Knowing why and how rules change likely leads to more buy-in and compliance.

That’s why we like the new format used by the Minnesota Department of Natural Resources to help set goals for the state’s deer population.

It truly gets people involved.

The DNR is using a workshop format that will encourage small group discussions to both scope issues and create recommendations. The workshops replace the citizen advisory committees and public meetings that were used during the last round of deer goal setting in 2017.

Locally, the first workshop, Jan. 29, will allow participants to work in small groups to identify key issues of interest and priorities to guide management of the deer population. Those attending the workshop will use DNR information, including background information about the particular area; hunter and landowner survey results; and public input results.

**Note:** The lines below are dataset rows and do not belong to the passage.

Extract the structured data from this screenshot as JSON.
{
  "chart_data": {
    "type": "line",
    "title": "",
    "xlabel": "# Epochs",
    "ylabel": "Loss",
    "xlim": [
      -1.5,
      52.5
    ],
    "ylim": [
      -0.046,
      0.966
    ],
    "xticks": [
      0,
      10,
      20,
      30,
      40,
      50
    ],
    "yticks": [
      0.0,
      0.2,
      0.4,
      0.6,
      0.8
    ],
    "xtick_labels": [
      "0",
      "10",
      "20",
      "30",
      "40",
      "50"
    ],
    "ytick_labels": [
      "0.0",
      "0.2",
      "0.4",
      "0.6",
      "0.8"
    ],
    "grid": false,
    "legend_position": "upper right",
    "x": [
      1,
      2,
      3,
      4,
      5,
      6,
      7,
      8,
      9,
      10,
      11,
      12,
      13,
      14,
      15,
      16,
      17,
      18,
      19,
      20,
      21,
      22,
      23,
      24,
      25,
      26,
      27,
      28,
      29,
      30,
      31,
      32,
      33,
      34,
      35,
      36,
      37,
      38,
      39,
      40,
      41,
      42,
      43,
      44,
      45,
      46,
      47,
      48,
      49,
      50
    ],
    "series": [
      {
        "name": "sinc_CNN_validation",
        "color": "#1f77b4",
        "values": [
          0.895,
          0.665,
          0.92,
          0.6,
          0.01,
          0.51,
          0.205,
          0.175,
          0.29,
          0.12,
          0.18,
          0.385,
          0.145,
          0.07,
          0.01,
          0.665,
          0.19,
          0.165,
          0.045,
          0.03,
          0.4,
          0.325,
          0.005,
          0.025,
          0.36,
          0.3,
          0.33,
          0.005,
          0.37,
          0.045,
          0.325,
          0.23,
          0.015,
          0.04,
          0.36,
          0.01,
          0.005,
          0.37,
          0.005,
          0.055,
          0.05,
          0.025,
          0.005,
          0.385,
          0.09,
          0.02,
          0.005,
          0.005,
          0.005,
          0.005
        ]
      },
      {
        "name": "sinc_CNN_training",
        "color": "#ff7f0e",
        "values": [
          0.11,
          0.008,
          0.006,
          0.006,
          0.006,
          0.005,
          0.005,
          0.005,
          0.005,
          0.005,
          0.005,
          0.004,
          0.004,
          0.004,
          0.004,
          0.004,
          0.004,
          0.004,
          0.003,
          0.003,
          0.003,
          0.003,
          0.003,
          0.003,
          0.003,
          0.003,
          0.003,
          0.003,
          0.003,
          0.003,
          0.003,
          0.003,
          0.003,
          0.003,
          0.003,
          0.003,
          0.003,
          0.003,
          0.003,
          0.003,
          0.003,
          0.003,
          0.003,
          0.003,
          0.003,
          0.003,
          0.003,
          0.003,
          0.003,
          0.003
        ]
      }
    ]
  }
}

At the second workshop, Feb. 27, participants will discuss solutions to the issues brought forward in the first workshop and create recommendations for the deer populations in those blocks. Both meetings are scheduled from 6-9 p.m. at Rainy River Community College, International Falls. For those not able to travel to International Falls, there are two satellite workshop locations offered in Waskish and Warroad.

The DNR sets deer population goals – how much of an increase or decrease is desired in a deer population in a particular deer permit area – as part of managing the state’s wild deer herd. Deer population goals will be updated on a staggered basis in 14 regional goal-setting blocks that are made of multiple deer permit areas. The population goals established in the process will provide direction for management over 10 years, with a midpoint review every five years.

Clearly, if you have an interest in the deer population — whether you are a hunter, feeder or just wildlife observer — this is the time to get involved.

And if having following the rules that impact you or your lifestyle makes you wonder why and how those decisions were made, show up at the Jan. 29 and Feb. 27 workshops and and be a part of the process.